1981: the same woman superintendent (now deceased)

Life at 342 Northbrooks children’s home

Two ISN survivors who went to Northbrooks had remarkably similar experiences although they were living there 4 years apart. The manager was the same person throughout (now deceased).

Both are black and both refer to ‘terrible racism’ at the home and at school. This, as part of their negative experience of this home, is corroborated in their social work files as comments such as;

  • ‘He was teased for being coloured’
  • ‘He was victimised, very unhappy and frightened’
  • ‘Teacher suggests he feels discriminated against because of his colour’
  • ‘He came in for a lot of hostility from other children and became badly scapegoated. His situation became untenable’
  • ‘He was beaten by older boys in the home’
  • ‘He refused to get in the car to return to Northbrooks’
  • ‘He is very unhappy and wants to leave’
  • ‘He wrote 4 pages of examples of how he was victimised in the home.’
  • ‘He packed his bags and was leaving’
  • ‘Manager is said to favour the other children’
  • ‘Likes to be on his own and take the dog for a walk’
  • ‘He is finding something difficult e.g. being coloured especially at school as there are only a few coloured children’
  • ‘He has a supporter, a very large black boy who lives next door and acts as his champion.’

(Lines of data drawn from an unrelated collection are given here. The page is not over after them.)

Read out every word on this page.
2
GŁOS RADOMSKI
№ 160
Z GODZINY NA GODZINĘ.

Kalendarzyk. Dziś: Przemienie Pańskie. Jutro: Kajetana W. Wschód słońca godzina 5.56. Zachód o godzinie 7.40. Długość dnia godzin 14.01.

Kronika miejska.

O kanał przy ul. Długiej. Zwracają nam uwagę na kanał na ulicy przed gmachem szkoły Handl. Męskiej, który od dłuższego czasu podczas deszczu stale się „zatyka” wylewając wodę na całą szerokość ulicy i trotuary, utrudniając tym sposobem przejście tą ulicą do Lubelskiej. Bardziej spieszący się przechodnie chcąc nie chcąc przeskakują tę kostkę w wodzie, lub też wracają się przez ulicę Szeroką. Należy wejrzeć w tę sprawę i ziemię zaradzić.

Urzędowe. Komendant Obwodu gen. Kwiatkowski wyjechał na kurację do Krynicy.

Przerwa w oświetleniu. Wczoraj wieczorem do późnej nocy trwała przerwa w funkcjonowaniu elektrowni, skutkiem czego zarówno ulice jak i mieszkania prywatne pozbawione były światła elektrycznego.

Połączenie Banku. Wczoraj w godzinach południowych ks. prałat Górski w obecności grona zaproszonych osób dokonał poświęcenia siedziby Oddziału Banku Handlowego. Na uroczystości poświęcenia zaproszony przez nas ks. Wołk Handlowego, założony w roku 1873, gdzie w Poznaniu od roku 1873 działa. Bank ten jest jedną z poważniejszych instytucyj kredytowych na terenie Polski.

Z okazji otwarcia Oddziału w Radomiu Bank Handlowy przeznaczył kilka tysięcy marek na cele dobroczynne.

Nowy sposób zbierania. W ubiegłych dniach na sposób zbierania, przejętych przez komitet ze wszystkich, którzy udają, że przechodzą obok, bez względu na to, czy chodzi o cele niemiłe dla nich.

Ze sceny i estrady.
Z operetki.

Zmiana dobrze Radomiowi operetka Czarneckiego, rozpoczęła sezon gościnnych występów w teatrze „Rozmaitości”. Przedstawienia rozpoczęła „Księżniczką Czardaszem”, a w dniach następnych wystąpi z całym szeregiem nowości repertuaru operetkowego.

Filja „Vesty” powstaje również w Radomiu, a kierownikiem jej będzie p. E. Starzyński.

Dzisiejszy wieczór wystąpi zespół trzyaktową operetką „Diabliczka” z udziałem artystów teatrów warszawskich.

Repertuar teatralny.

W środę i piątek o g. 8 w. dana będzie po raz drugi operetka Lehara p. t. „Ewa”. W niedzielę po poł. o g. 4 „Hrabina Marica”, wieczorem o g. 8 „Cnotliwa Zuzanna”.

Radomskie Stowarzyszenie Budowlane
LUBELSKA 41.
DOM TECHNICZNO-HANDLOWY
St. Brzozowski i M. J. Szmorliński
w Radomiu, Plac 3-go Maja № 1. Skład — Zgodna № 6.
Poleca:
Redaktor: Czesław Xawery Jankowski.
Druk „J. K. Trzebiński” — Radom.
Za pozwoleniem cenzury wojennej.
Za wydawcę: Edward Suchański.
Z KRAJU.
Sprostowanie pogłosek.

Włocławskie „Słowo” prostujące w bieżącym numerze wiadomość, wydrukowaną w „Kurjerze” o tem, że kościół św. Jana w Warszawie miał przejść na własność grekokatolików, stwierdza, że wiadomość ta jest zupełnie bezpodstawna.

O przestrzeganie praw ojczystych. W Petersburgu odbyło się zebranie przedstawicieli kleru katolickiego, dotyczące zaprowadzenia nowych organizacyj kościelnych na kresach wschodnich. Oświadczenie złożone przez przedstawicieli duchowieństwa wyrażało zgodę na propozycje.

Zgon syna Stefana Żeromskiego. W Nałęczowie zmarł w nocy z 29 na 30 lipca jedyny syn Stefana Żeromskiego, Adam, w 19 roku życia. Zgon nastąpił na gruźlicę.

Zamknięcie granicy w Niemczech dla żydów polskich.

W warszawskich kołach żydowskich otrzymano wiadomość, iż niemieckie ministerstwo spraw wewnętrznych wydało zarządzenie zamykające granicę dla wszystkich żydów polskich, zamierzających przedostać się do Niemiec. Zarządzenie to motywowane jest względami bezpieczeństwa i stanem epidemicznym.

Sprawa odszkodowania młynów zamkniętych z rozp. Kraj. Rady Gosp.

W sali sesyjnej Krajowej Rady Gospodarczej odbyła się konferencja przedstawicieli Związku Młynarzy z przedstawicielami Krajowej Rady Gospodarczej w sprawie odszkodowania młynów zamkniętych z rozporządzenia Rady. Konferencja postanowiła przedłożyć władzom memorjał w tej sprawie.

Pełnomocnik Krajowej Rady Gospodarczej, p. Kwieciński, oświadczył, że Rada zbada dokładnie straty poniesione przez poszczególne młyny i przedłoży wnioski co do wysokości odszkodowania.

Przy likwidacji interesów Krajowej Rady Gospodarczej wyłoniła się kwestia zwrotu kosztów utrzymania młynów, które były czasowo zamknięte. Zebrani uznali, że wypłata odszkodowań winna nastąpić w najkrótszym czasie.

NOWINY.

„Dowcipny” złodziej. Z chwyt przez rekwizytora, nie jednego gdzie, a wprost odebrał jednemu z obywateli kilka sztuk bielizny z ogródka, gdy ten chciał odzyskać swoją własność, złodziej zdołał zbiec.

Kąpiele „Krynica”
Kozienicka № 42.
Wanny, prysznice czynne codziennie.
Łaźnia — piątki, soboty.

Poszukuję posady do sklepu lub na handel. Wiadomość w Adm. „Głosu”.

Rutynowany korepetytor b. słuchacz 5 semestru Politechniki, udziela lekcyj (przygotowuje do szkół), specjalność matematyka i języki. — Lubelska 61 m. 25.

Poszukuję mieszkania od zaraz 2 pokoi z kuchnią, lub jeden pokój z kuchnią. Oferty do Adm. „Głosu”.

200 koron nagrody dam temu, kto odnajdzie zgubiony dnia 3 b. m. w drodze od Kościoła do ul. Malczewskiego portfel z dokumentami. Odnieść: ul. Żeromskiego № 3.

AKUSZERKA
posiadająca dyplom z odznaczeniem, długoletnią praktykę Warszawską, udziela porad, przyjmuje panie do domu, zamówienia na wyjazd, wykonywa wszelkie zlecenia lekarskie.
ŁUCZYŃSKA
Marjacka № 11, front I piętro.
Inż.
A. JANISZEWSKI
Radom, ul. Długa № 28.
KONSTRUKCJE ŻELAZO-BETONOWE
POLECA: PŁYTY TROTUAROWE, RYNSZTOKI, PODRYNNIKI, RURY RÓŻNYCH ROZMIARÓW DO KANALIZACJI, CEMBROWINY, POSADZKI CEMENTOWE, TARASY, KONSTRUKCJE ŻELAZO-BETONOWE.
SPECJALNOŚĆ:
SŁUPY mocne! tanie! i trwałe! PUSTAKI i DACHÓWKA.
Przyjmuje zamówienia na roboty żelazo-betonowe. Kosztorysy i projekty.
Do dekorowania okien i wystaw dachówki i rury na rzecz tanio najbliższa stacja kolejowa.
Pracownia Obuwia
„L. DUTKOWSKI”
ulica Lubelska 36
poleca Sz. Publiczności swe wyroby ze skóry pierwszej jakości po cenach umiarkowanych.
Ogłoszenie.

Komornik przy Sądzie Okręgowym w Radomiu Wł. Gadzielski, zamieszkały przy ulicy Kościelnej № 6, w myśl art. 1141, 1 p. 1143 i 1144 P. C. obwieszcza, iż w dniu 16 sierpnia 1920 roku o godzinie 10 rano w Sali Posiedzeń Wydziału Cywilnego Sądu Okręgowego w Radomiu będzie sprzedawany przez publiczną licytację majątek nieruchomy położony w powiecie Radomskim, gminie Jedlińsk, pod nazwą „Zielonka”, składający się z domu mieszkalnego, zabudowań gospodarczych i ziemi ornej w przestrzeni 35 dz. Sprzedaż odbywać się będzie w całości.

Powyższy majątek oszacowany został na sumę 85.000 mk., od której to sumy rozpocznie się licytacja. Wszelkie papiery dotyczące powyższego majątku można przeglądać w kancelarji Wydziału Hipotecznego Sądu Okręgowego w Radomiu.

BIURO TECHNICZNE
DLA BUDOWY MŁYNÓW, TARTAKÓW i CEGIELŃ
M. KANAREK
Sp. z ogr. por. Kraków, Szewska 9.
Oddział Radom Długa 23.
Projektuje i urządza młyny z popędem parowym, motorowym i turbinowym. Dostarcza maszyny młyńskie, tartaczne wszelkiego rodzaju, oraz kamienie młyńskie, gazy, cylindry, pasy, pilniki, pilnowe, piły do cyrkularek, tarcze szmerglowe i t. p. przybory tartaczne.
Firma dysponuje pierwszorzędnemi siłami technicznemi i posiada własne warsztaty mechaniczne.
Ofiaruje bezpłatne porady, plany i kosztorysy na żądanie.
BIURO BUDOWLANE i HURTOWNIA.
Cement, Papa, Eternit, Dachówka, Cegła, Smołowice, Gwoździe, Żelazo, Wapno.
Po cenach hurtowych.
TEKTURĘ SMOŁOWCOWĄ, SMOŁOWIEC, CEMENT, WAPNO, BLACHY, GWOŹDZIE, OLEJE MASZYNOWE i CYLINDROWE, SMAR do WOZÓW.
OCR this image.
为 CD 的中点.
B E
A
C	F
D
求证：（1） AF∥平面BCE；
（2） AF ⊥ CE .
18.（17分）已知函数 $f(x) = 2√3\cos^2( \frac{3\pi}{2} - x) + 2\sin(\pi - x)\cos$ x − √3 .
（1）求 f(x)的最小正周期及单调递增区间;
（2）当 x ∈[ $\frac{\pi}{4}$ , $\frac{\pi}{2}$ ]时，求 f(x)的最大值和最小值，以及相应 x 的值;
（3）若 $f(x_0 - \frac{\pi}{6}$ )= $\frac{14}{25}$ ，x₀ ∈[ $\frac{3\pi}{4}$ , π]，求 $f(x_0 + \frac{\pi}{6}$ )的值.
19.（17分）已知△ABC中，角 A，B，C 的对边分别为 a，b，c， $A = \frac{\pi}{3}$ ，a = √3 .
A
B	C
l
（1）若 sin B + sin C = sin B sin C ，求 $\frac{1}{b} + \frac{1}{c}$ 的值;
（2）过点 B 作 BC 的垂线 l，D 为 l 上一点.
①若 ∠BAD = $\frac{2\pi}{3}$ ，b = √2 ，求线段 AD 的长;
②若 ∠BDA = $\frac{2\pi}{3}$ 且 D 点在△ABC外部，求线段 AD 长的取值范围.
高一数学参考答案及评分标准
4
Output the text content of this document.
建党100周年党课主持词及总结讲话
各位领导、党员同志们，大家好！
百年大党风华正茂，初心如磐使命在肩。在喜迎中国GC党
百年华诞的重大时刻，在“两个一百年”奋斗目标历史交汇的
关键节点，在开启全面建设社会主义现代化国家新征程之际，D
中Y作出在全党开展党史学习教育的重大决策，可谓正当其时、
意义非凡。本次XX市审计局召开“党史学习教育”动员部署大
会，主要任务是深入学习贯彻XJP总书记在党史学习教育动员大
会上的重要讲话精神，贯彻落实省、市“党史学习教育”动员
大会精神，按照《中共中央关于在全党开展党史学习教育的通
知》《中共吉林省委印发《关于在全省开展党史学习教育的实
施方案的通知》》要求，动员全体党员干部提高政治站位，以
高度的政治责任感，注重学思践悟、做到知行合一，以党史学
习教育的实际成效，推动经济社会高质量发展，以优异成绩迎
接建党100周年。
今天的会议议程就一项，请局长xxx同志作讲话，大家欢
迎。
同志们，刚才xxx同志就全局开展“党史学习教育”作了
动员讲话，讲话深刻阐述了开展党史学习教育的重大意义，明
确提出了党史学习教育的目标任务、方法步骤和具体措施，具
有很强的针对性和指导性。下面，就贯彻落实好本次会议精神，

Both had social workers who wrote critically of the home’s management regime. One of the boys had repeatedly told professionals (including a psychiatrist who visited the home) that he was very unhappy and his social worker was aware of the boy being the victim of severe intimidation from older children in the home. She and a social work colleague delivered a series of eight 2 hour group sessions to try and resolve issues for the children in the home and the staff. This was an innovative approach reaching out to all the children and staff – but she commented that the manager was ‘uncooperative’. The boy is described as ‘motivated, gentle and cooperative’ – the manager as ‘suspicious, and hostile, defensive and demeaned the group in front of the children saying it was a waste of time.’ The boy was moved and the situation left unresolved. It was said that the manager had difficulty separating personal feelings from professional responsibilities and a senior manager was consulted. The boy realised the manager’s ‘dislike of him and his life was miserable’.

Another boy age 12 years whose social worker was highly critical when the manager called the police (the survivor does not know why this action was taken) and he was left by Northbrooks staff in Harlow Police Station overnight. The social worker collected him the next day, took him back to Northbrooks and challenged the manager about her actions. The police she spoke to questioned the reason for being called in by the children’s home staff and they described the boy as ‘good as gold’ and ‘small and slightly’. He left Northbrooks shortly after.